Mi sento costantemente osservato, eppure quando alzo lo sguardo verso l’ufficio di Ed, lui non c’è.
<< Abil. >>
Mi volto verso Kain. Sta preparando un cocktail che non conosco. Versa con cura gli ingredienti nello shaker e li agita con forza. Le sue braccia sottili fendono l’aria con energia. Per un attimo il tempo rallenta concentrandosi su di lui, ma poi blocca lo shaker sul bancone e il tempo riprende il suo ritmo costante. Versa il contenuto in due bicchieri che un Dominatore, dallo sguardo lascivo, porta al tavolo 3.
<< Non devi distrarti mai Abil. >> mi dice senza guardarmi: << L’oscurità qui è viva. Sente, guarda e percepisce. Ogni rumore, ogni sguardo, ogni emozione. Osserva Abil. Osserva questi demoni affamati di sogni. Hanno mogli, figli, famiglie perfette. Eppure, ogni notte, vengono qui a perdersi. Cercano sangue di cui si nutrono con avidità. Loro, uomini rispettabili dalle vite pulite, con le mogli dai sorrisi perfetti, con i figli dai grandi occhi, vengono ogni sera in questo inferno dei sensi per nutrirsi. Perché la loro anima è perduta per sempre. È nera come il fango e come la morte puzza. Guarda i loro volti, perché un giorno li incontrerai per strada, nei loro vestiti lindi, nelle loro macchine lussuose. Li incontrerai e non li riconoscerai, ma il loro odore… il loro odore di rifiuti ti penetrerà nel sangue e nel corpo e allora capirai…. Capirai ciò che a tutti sfugge. >>
Versa del jin in un bicchiere che butta giù tutto d’un fiato. Me ne porge un bicchiere, ma io allontano la mano.
Voglio che i miei sensi siano svegli e attenti.
Voglio vedere e ricordare tutto.
E mentre verso un altro bicchiere di liquido anestetizzante, il mio pensiero corre al piccolo Jo e ai suoi sogni agitati. A Paul e ciò che poteva essere. E infine a quella vita che ci è preclusa e che, forse, non avremo mai.

FINE TERZA PARTE

E anche questo capitolo è terminato. Cosa ne pensate? A me ha lasciato perplessa.
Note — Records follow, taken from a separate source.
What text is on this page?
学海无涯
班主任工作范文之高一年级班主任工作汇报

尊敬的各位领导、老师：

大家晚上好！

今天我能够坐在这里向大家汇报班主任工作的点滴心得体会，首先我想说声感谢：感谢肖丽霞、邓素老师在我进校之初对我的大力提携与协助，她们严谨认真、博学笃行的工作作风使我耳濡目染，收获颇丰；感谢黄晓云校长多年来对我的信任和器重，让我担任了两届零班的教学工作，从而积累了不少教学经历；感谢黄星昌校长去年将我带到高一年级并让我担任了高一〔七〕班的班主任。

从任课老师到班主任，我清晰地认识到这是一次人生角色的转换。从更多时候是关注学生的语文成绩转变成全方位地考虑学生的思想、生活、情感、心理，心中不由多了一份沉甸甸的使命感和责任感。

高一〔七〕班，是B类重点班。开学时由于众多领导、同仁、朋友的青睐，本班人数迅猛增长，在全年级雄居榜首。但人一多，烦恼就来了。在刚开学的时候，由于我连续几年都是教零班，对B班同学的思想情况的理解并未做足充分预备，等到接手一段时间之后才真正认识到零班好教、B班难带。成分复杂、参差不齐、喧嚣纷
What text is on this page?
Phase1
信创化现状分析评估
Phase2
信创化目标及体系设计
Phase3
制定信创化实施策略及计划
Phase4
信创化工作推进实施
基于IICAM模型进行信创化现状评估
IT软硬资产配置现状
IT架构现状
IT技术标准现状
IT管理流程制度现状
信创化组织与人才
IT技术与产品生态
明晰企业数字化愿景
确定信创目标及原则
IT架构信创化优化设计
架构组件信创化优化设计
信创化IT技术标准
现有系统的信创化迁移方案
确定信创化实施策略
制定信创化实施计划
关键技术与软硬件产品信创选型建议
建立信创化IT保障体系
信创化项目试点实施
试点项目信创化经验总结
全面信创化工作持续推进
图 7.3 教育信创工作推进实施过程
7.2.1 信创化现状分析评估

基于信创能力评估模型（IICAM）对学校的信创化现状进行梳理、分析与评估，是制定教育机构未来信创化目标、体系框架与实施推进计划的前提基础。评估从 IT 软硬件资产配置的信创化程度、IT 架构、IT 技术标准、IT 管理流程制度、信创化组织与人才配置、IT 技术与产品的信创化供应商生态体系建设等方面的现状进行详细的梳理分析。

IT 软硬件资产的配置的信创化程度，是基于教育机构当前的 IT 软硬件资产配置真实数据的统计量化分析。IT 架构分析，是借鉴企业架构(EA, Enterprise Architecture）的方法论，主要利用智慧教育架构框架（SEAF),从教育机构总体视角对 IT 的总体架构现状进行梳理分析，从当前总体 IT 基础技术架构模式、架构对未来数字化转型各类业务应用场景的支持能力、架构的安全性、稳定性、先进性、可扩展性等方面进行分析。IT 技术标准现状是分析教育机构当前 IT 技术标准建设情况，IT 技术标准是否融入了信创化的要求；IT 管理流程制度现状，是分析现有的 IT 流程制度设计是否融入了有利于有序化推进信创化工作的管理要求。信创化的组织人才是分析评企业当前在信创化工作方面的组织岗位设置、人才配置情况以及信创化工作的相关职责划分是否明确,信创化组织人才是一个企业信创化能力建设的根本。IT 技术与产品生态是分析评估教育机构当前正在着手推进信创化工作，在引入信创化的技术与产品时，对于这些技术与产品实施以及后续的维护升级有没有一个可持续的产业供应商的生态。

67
Quanti Abil esistono al mondo? Milioni forse. Sono nascosti nelle favelas, nelle periferie delle grandi città, dietro la porta della casa di un nostro vicino. Alcuni li conosciamo, di altri sentiamo parlare, altri ancora ci sono sconosciuti, eppure ci sono. Esistono. Vivono. E noi? Chiudiamo gli occhi, perché così conviene, perché è più semplice. Ma la notte le porte dell’Inferno si spalancano, facendo uscire i nostri demoni. Avete paura? Io sì.
Vi auguro una notte illuminata dal chiarore di questa bellissima luna crescente. Vi auguro di non incontrare mai nella vostra vita un Abil, un Kain, un Jo, perché la voce delle anime dannate si insinua dentro chi le ascolta e allora… allora non potrete più semplicemente chiudere gli occhi e fare finta che nulla sia mai accaduto.

Il libro che la madre di Kain gli leggeva da bambino è la Bibbia.
Spero che nessuno si senta offeso dalle mie parole. Forse inserirò, nei ricordi di Kain, alcune parti di questo visionario libro, ma se a qualcuno dovesse sembrare offensivo, eviterò di inserirli.
Di Abil, Kain e Jo e gli altri agnelli del night ce ne sono a milioni… io volevo solo farvi sentire la loro voce muta.